PRODUTIVIDADE EM PORTUGAL: A QUADRATURA DO CÍRCULO

  Um dos enigmas do nosso país tem a ver com a ausência de relação entre produtividade e qualificação. A regra diz que uma maior produtividade corresponde a uma maior qualificação: as pessoas mais qualificadas produzem mais. Em Portugal isso não acontece. Um estudo da FFMS acabado de publicar (cuja  leitura  é muito recomendável) vem confirmar essa estranha realidade portuguesa: em 2000 havia 9% de licenciados e, no ano de 2020, há 30% de licenciados.

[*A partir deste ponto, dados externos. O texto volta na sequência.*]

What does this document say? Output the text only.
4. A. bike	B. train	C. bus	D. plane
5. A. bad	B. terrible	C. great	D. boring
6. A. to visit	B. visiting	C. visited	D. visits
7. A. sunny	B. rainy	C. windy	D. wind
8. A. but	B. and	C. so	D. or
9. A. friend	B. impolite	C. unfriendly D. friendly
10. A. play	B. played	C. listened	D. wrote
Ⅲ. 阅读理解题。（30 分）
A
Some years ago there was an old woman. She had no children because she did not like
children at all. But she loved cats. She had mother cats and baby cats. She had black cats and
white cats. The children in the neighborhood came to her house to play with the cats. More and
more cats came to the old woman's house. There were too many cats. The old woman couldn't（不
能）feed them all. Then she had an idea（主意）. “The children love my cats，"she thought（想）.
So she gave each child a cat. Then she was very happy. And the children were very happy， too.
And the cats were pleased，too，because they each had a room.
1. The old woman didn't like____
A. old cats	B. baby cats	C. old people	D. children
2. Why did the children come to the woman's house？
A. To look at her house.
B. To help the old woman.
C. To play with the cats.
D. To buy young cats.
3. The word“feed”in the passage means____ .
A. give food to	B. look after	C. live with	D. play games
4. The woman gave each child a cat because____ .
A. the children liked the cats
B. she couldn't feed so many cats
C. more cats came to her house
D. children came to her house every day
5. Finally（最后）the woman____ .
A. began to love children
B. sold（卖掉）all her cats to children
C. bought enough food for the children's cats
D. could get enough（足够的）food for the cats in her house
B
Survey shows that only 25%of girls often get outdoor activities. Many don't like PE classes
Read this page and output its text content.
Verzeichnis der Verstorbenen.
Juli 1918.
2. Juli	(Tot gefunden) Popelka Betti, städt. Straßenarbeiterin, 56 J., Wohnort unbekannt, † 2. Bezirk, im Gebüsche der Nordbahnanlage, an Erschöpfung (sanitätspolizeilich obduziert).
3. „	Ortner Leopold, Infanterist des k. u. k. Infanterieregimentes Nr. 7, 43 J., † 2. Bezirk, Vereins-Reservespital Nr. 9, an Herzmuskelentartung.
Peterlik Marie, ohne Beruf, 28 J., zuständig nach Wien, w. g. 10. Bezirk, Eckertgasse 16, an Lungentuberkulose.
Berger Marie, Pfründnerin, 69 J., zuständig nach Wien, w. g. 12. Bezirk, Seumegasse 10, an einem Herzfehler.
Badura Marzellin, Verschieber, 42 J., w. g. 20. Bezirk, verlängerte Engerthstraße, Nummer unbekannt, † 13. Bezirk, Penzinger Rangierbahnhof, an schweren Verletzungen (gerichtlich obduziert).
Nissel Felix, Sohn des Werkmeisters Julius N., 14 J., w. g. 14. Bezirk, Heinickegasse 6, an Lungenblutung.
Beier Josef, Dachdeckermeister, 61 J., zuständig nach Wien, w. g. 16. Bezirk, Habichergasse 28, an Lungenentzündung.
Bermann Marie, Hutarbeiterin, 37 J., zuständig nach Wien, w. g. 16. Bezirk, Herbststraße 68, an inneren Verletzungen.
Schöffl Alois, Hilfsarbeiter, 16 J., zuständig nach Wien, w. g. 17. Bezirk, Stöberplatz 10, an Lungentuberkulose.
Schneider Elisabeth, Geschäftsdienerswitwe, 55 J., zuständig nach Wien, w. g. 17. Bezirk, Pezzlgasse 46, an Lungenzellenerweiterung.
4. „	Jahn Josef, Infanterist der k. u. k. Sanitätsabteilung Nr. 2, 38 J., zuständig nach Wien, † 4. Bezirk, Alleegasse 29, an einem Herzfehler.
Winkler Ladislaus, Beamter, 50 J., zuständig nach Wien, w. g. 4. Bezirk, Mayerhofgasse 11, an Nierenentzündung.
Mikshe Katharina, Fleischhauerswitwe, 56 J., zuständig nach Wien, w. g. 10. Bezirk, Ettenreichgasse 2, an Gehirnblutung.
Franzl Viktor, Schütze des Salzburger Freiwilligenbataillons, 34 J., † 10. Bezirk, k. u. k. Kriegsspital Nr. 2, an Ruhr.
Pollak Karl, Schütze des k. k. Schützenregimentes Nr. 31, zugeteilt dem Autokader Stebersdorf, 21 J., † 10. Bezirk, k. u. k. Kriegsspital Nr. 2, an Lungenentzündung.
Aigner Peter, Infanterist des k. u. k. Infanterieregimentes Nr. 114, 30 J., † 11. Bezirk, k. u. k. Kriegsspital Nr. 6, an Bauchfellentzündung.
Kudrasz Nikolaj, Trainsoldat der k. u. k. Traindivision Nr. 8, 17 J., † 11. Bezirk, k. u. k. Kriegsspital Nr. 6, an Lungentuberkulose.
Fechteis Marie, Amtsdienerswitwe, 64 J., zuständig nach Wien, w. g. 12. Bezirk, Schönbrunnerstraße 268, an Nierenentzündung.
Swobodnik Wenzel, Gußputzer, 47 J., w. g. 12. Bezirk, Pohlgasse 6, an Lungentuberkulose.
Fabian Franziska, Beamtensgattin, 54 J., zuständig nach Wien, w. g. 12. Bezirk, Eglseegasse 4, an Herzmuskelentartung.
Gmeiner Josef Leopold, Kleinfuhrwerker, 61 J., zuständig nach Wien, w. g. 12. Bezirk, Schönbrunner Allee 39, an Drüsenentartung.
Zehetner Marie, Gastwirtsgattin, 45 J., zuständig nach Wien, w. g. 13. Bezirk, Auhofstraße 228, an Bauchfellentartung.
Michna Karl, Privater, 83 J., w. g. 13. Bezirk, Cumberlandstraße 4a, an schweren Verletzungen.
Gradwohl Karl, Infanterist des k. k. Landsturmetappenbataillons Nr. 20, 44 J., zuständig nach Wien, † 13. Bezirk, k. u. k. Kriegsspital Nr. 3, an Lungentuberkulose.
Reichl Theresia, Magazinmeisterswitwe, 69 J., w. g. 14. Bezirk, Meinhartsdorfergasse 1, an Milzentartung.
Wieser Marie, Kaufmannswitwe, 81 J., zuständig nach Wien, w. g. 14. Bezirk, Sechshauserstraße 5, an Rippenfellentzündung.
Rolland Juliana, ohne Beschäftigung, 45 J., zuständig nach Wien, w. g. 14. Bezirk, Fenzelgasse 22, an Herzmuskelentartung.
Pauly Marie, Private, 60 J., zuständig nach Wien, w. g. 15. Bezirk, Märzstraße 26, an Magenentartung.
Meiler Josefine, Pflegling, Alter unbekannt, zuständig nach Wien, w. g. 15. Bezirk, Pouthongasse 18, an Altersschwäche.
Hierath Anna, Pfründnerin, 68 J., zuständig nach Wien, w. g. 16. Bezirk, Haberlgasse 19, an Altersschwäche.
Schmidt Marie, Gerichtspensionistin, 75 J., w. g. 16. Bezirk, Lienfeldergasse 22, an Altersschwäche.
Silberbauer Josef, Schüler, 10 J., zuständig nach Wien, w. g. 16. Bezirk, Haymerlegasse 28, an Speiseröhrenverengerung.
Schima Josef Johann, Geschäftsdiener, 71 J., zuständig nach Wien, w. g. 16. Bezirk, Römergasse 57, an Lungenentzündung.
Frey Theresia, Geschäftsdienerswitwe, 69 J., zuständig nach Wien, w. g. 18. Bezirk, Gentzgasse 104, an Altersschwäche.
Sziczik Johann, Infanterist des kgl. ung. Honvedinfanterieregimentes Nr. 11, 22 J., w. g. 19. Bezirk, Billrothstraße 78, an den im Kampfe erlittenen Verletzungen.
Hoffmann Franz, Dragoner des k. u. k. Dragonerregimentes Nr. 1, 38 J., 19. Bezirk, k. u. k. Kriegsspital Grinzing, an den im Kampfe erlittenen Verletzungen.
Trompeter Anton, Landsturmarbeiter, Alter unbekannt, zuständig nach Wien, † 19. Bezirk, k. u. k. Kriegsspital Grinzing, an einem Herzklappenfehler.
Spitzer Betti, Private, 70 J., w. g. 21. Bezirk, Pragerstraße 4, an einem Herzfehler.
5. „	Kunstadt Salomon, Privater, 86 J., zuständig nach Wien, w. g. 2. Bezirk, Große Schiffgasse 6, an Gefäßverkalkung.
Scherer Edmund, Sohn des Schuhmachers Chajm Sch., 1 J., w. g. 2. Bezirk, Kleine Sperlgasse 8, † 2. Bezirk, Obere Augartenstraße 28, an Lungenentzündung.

No entanto, esse aumento de qualificação no mercado de trabalho não se refletiu no aumento da produtividade, sendo Portugal o 7º país da EU que gera menos riqueza por cada hora de trabalho (ver  aqui ). Em busca dos porquês deparamo-nos com empresas|instituições presas a metodologias obsoletas e a um elevado nível de rotinização. Encerradas em tarefas rotineiras, das quais aparentemente não conseguem sair, as pessoas perdem a capacidade de inovar, de crescer e de fazer crescer. Sem mais horizonte do que o de uma cadeia ...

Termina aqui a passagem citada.